I have never tried fiddlers, I know I could order them online cheeper but I thought I call around to see if I could get a couple to test. Ocean Design Aquarium near Irving/Auntin has some. They are expensive but I am going just buy 2 and see if my octopus goes for them.
 
I'd be a bit leery keeping them in such small tanks unless they are really small quantities. I keep shore shrimp in a few 10g and 20g tanks. They dont seem to mind any water quality or salinity changes.

I've had some for many months and I never change the water only top off and they're still fine. I'd be scared to test the water. but they live and grow.
 
As long as you keep the water from being polluted with dead crab/food decay the 2 gallons will support 15-20 (they do not eat each other, even in the soft shell stage). I do loose some and will feed or freeze them but I have not had better success with larger environments.
 
I'm keeping 100+ in 10-20g tanks

I get them from aquaculturestore.com shore shrimp, or any live food other then tigger pods are tough to come by in Canada. Fedex shipping is expensive.
 
I just thought I'd post an update...
I have been keeping my fiddlers in a 2 1/2 gallon pico with appx 1 1/2 inches of sand, 1 chunck of rock. small lid from a jar with salt water and a tiny 10 w. light.

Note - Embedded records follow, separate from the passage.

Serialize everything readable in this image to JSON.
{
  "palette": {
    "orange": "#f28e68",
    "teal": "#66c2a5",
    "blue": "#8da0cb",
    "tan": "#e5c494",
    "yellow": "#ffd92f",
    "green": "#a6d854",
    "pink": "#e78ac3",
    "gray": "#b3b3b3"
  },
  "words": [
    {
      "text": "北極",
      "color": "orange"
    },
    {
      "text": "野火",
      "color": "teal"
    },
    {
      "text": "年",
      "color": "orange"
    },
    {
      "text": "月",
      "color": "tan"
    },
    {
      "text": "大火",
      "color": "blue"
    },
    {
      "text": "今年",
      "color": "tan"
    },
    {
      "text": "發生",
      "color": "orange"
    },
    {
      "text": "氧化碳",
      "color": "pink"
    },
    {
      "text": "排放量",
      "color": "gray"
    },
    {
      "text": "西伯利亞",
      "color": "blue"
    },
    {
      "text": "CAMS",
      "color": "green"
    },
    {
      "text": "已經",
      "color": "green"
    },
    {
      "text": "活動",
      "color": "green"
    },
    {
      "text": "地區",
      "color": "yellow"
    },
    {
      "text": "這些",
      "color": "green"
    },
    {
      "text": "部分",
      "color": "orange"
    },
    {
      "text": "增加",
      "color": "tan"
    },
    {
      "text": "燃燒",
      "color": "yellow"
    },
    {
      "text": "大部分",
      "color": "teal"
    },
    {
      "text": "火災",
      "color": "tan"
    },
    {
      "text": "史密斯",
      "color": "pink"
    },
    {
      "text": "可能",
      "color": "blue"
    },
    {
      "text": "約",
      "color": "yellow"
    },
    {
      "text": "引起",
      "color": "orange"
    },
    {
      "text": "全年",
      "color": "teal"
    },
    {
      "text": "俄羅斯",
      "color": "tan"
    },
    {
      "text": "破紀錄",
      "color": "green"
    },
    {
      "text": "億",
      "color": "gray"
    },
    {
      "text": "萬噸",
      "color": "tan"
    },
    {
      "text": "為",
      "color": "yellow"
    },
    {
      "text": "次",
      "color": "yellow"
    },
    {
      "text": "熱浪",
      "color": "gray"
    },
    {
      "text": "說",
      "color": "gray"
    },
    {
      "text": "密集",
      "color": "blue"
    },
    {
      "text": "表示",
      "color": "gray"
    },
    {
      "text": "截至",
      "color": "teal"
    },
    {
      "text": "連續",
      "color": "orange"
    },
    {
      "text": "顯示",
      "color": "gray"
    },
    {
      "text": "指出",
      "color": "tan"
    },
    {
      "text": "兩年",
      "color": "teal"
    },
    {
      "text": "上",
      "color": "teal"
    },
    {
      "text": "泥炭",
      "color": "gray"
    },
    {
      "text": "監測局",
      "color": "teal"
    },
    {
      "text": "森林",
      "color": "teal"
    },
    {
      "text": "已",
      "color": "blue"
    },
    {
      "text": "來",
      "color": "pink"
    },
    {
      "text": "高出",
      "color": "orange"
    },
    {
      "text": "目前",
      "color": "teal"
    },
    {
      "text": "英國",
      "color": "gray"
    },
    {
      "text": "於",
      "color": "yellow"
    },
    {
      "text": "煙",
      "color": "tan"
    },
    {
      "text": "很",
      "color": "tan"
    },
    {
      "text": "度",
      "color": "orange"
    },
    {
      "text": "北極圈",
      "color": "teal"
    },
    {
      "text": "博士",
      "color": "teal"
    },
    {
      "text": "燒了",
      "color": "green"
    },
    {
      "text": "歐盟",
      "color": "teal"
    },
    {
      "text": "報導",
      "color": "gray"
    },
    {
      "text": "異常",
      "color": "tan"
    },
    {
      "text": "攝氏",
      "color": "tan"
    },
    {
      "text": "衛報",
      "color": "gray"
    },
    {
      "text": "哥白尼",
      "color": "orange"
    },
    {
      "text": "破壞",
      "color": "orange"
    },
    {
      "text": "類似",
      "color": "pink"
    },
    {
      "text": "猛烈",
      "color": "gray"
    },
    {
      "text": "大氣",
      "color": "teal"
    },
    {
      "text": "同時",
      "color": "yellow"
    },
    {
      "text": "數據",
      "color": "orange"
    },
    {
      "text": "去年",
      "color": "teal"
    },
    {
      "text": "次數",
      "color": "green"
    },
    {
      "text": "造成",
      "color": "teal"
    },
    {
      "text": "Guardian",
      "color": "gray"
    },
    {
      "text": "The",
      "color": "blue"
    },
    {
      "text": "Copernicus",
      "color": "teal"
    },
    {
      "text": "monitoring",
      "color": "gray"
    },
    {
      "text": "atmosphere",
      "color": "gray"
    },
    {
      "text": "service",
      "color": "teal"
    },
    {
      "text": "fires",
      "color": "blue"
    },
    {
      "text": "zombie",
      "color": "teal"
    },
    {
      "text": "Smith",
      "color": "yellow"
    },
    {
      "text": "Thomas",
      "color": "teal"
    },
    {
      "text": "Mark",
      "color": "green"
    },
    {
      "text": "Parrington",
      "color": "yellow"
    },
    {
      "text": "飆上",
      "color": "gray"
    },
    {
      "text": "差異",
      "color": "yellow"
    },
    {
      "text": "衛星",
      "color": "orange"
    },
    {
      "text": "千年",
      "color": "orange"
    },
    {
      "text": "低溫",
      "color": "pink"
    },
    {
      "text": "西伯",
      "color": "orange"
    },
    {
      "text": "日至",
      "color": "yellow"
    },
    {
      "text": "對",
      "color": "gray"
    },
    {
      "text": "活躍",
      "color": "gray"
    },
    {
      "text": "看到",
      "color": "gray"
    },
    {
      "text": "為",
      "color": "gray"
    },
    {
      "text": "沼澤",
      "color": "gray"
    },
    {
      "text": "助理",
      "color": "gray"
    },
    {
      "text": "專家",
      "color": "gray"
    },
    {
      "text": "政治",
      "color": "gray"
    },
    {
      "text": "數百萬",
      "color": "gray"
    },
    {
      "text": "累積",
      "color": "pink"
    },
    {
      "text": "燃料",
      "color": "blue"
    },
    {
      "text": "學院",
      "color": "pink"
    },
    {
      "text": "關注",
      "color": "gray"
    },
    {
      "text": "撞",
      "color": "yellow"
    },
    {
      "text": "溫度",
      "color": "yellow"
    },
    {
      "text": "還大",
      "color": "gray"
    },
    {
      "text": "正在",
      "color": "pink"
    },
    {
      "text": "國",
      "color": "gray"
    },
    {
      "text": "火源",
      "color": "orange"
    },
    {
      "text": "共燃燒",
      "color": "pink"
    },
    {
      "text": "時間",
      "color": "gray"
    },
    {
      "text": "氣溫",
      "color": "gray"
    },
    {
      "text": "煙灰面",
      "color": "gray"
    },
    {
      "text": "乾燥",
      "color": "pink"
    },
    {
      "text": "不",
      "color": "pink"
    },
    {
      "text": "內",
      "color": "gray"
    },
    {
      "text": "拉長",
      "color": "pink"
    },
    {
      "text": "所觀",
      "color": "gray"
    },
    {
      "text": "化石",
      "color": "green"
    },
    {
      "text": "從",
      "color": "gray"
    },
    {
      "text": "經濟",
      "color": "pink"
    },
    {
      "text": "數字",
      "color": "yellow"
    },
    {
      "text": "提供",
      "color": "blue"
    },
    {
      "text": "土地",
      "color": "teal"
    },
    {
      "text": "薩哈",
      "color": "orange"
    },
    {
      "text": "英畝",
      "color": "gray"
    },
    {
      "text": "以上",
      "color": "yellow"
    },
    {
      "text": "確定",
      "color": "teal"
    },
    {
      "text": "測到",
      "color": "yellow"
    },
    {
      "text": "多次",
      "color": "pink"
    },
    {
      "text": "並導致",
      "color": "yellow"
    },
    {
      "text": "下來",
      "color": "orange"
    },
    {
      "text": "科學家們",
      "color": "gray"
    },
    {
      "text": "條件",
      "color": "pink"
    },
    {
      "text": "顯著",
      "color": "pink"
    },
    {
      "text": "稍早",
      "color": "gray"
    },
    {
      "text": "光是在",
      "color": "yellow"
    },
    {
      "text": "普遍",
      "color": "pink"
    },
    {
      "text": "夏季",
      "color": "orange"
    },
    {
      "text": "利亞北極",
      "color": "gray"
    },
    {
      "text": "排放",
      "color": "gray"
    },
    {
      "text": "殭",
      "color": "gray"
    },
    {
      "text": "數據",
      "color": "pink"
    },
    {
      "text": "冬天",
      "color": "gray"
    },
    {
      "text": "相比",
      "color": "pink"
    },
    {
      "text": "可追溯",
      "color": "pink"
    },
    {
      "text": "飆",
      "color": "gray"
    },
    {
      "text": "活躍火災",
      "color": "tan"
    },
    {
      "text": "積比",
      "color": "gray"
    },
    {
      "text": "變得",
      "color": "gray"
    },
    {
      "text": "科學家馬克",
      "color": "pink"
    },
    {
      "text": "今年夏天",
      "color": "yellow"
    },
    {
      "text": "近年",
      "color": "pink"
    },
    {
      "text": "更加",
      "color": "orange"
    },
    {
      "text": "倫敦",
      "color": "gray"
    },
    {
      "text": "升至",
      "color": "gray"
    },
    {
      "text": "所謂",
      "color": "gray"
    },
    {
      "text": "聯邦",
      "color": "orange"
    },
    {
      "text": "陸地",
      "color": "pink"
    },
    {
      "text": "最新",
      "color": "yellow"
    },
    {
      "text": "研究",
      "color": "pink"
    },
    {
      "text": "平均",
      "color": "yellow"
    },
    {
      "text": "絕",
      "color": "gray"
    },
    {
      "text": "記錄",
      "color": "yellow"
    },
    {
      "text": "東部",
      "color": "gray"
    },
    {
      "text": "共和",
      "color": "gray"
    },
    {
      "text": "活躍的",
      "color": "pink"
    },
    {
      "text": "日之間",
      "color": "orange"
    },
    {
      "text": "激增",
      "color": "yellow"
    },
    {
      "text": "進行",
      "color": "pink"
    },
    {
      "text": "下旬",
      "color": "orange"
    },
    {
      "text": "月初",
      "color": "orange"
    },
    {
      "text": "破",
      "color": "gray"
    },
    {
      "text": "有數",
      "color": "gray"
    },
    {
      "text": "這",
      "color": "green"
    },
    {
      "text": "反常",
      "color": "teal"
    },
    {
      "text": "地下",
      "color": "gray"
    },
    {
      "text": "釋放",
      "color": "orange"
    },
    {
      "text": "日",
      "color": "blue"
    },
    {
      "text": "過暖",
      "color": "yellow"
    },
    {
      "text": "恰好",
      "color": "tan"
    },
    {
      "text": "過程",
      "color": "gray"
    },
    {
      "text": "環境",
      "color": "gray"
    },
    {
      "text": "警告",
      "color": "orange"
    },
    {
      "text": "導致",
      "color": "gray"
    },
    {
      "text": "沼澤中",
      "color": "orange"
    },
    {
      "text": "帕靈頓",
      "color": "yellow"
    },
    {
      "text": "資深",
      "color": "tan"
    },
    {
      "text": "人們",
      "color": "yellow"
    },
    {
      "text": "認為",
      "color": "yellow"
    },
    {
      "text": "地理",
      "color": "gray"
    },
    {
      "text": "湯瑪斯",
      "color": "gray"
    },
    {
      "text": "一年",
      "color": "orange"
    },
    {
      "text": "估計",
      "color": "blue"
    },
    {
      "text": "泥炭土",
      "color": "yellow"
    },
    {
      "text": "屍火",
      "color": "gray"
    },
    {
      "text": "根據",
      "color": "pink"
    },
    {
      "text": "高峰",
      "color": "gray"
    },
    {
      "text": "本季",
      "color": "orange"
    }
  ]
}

Photos were posted in my journal but I will repost them here~
fiddlers2.jpg

fiddlers.jpg


I change water daily, moisten the sand bed every couple days and feed plankton krill flake food 2x daily, they seem to love it. It has been appx 4 weeks and have lost one. Funny as soon as I purchased the fiddlers I lost my octopus :sad: This system for keeping fiddlers is working well so far.

Today~
fiddlers112209.jpg
 
Shore shrimp are fine, fiddlers I would only put in one at a time until they are eaten but I do not believe they will harm the coral. As for keeping them before feeding I have done several different things they all worked fine in their own different ways I just like trying different things. You can set up a refugium specifically for ceph food to run in line with your system, you can keep a small tank inside your main tank with some drilled out holes, preferably with non transparent sides as so it does not drive your hungry critters crazy seeing their food, and chances are they will figure out how to open it pretty quickly, you can keep a separate 10 or however large gallon and even subdivide it for certain food sources if desired, I've even just kept a home depot bucket with an air stone and done frequent water changes... you can go as simple as tupperware or as nice a set up as Lmecher has made it's up to you
 
Quick question of my own:
Me and my roommate catch shore crabs and keep them in a 5 gallon buckets about a 1/3 filled with the water we get them from.. That used to be fine, we could keep them there for a week at least, and lose just maybe 1.. but lately, they all die in no more than 2 days, even when we aerate the water by scooping the water and pouring it back in.. We have nowhere else to put them right now besides straight into the tank, and we dont want our cuttle to overfeed or eat too many so that they dont last long.. any ideas on how to keep the food alive longer?
 
Is the temperature in the dorm/house warmer now with the heat on? Also test the water for ammonia, you may be getting more plankton that is dying off an poluting the water quickly, both or either may be causing the problem. You might try using the water you draw off your tank during water changes in stead of the water at the collection site.